John Joseph ‘Jonjo’ O’Neill rode 901 winners in his 16-year career as a National Hunt jockey, yet is probably best remembered as the jockey of Dawn Run, who won the Champion Hurdle in 1983 and the Cheltenham Gold Cup in 1986, thus becoming the first horse in history to win both races. Indeed, earlier in his career, O’Neill had gone closer than most to completing another historic double. In 1979, Alverton, whom he’d ridden to win the Cheltenham Gold Cup, started favourite for the Grand National and was going well in the lead when falling, fatally, at Becher’s Brook on the second circuit. Otherwise, he might well have become the first horse since Golden Miller, in 1934, to win the two premier steeplechases in the country in the same season.

 

Born in Castletownroche, in Co. Cork, in April, 1952, O’Neill moved to Britain to ride for the late Gordon W. Richards at Castle Stables, in Greystoke, Cumbria in 1972 and partnered his first winner on this side of the Irish Sea, Alexandra Parade, at Stratford-upon-Avon in September that year.
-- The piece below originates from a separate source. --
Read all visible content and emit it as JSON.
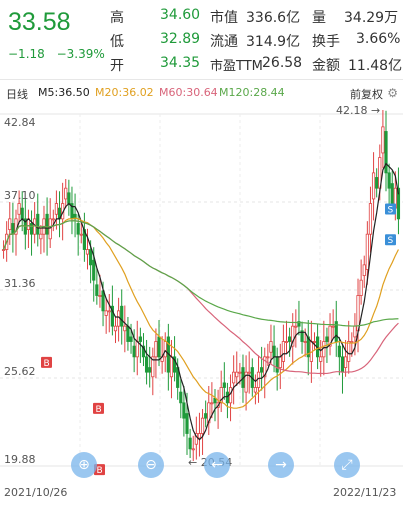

In 1977/78, O’Neill was Champion Jockey with 149 winners – including five out of five at Uttoxeter on April 19, 1978 – breaking the record, previously held by Ron Barry, for the most winners in a National Hunt season. In 1979/80, O’Neill was Champion Jockey again, with 115 winners, an extraordinary achievement for a jockey based in the most north-western county of England and likened by seven-time Champion Jockey John Francome to ‘winning five Olympic Gold Medals’.

 

Aside from Dawn Run and Alverton, O’Neill is probably best remembered for his association with Sea Pigeon, trained by Peter Easterby, on whom he won a total of 15 races, including the Champion Hurdle in 1980. That year he also won the Cathcart Challenge Cup on King Weasel, as well as the Dipper Novices’ Chase and the Reynoldstown Novices’ Chase on Little Owl, also trained by Easterby. In 1982, O’Neill completed a notable treble by winning the Bula Hurdle, the Christmas Hurdle and the Welsh Champion Hurdle – in those days still run at Chepstow – on Ekbalco, trained by another Cumbrian handler, the late Roger Fisher, who was based in Ulverston.